Dossier : IMM‑977‑20

Référence : 2020 CF 1194

[TRADUCTION FRANÇAISE]

Ottawa (Ontario), le 30 décembre 2020

En présence de monsieur le juge Shore

ENTRE :

OLUFEMI ABDULKABIR IMAM

LATEEFAT ADEBIMPE OLATUNDUN HAMMED IMAN

ASIYAH YETUNDE OLUWABUSAYO IMAN

AHSAN ADESHINA OLUWASUNMIBARE IMAM

demandeurs

et

LE MINISTRE DE LA CITOYENNETÉ

ET DE L’IMMIGRATION

défendeur

JUGEMENT ET MOTIFS

[1]  Les demandeurs sollicitent le contrôle judiciaire de la décision rendue par la Section d’appel des réfugiés [la SAR] datée du 16 janvier 2020, laquelle confirmait le rejet de leur demande d’asile au motif que ceux‑ci n’avaient pas qualité de réfugié au sens de la Convention ni celle de personne à protéger au titre de l’article 96 et du paragraphe 97(1) de la Loi sur l’immigration et la protection des réfugiés, LC 2001, c 27.

[2]  Le demandeur principal [le DP], son épouse et leurs enfants mineurs sont citoyens du Nigéria et demandent l’asile puisqu’ils craignent qu’un membre de leur famille leur cause un préjudice et d’y être victimes de persécution fondée sur le sexe.
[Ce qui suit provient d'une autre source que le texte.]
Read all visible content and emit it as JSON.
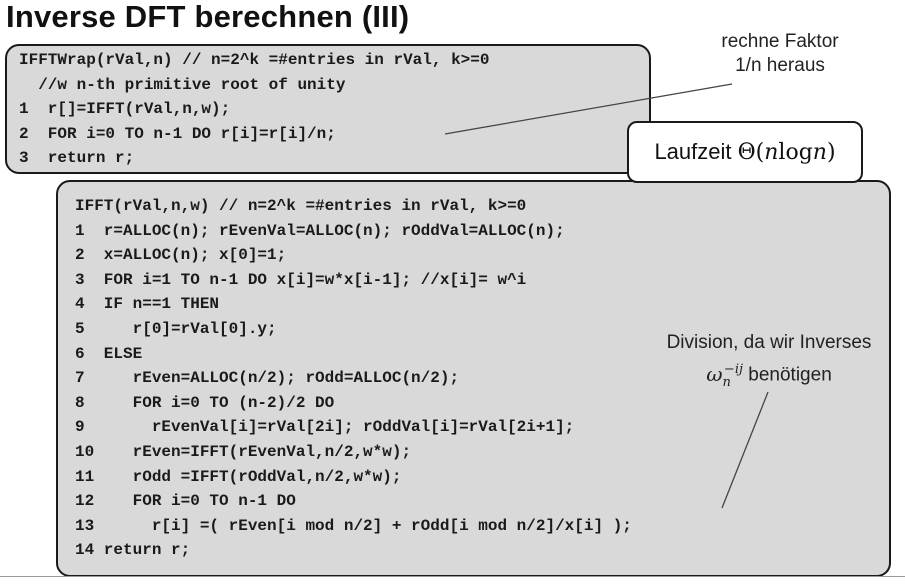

En octobre 2014, le DP a quitté le Nigéria et est parti pour les États‑Unis [les É.‑U.]. Sa famille est venue le rejoindre en juillet 2017 et son épouse a alors présenté une demande d’asile, mais le DP n’a pas fait de même. En janvier 2018, les demandeurs ont demandé l’asile au Canada.

[3]  La Section de la protection des réfugiés a jugé que les demandeurs n’étaient pas crédibles et que leur comportement était incompatible avec leurs craintes alléguées. La SAR a confirmé la décision pour des motifs liés à la crédibilité, au retard et au défaut du DP de demander l’asile aux É.‑U.

[4]  Le présent contrôle judiciaire concerne le caractère raisonnable des conclusions de la SAR quant à l’allégation des demanderesses relative à la persécution fondée sur le sexe et au défaut par le DP de demander l’asile aux É.‑U. Une décision raisonnable est intrinsèquement cohérente, rationnelle et justifiée à la lumière des contraintes juridiques et factuelles (Canada (Ministre de la Citoyenneté et de l’Immigration) c Vavilov, 2019 CSC 65).

[5]  Les demandeurs soulèvent un certain nombre de préoccupations. Ils soutiennent que les demanderesses auraient dû voir leurs demandes d’asile examinées séparément de la demande d’asile du DP et que les Directives numéro 4 du président : Revendicatrices du statut de réfugié craignant d’être persécutées en raison de leur sexe (les Directives) n’ont pas été respectées. Ils allèguent également que le défaut du DP de demander l’asile aux É.‑U. n’était pas incompatible avec une crainte subjective au vu de l’explication raisonnable s’appuyant sur le climat politique qu’ils ont fournie.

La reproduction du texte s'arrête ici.